The ocean off West African coasts is home to one of the world's richest fishing grounds. From Morocco up north down to Guinea, sardines, grouper, snapper, shrimp and mackerel are part of a rich marine fauna exploited by fishing vessels on an industrial scale.
"These underwater grounds are now at risk of collapse," warns the Senegalese Fisheries Minister, Haidar El-Ali.
But in an incredibly valuable industry, fines are no deterrent to illegal fishing; foreign vessels always come back and can easily cover or change their identification markings. "Fines represent only a fraction in their operational costs," says Steve Trent, executive director at the UK-based campaign group Environmental Justice Foundation (EJF).
El-Ali says "Vessels we caught pay a fine and go, but they do it again,"

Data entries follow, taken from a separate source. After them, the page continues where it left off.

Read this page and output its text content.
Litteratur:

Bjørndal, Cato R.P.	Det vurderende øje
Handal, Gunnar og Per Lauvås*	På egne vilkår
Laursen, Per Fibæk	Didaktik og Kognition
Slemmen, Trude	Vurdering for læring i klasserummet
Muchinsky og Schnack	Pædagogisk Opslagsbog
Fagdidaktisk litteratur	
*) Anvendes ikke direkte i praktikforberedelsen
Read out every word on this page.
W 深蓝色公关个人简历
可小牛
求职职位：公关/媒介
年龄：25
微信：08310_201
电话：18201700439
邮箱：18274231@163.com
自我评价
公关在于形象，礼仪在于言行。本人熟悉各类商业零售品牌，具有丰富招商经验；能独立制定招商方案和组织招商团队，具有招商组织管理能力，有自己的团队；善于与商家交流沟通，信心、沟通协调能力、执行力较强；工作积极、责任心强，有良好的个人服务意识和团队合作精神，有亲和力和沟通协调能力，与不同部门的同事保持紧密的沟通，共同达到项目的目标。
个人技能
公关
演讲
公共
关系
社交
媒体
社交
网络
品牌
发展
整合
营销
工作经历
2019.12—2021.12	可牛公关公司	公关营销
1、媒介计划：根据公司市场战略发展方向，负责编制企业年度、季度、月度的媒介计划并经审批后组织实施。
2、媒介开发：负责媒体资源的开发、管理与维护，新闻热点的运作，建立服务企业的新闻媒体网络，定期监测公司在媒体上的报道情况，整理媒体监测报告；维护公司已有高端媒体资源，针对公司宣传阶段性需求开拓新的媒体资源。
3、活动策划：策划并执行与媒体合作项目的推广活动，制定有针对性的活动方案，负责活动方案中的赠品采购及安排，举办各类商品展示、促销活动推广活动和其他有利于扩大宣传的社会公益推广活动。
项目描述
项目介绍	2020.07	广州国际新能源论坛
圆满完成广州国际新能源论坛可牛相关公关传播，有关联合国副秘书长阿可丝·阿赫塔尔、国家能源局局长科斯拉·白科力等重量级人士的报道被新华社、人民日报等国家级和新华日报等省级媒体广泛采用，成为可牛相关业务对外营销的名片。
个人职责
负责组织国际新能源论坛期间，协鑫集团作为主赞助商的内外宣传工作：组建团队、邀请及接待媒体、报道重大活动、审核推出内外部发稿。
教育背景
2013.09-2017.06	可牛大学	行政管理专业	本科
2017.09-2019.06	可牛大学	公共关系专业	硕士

EJF researchers estimate that West African waters have the highest levels of illegal catch in the world, at about 37% of the region's total. Up to 26 million tonnes of fish, worth more than $23bn, are estimated to be lost annually to what is officially called "Illegal, Unreported and Unregulated" (IUU) - or pirate fishing.
In Sierra Leone alone, one of the world's poorest countries still recovering from civil war, the EJF estimates losses at $29m each year. Senegal's losses are about $312m a year because of illegal fishing by foreign trawlers, quoting USAid figures.
Maria Damanaki, the EU commissioner for Maritime Affairs and Fisheries, has recently blacklisted Guinea, Cambodia and Belize. These three countries, some of the most valuable sources of seafood, are now banned from exporting fish to the EU for failing to act on pirate fishing. South Korea has been officially warned it may soon end up on that list. Vessels registered there have been illegally operating off the coasts of West Africa repeatedly.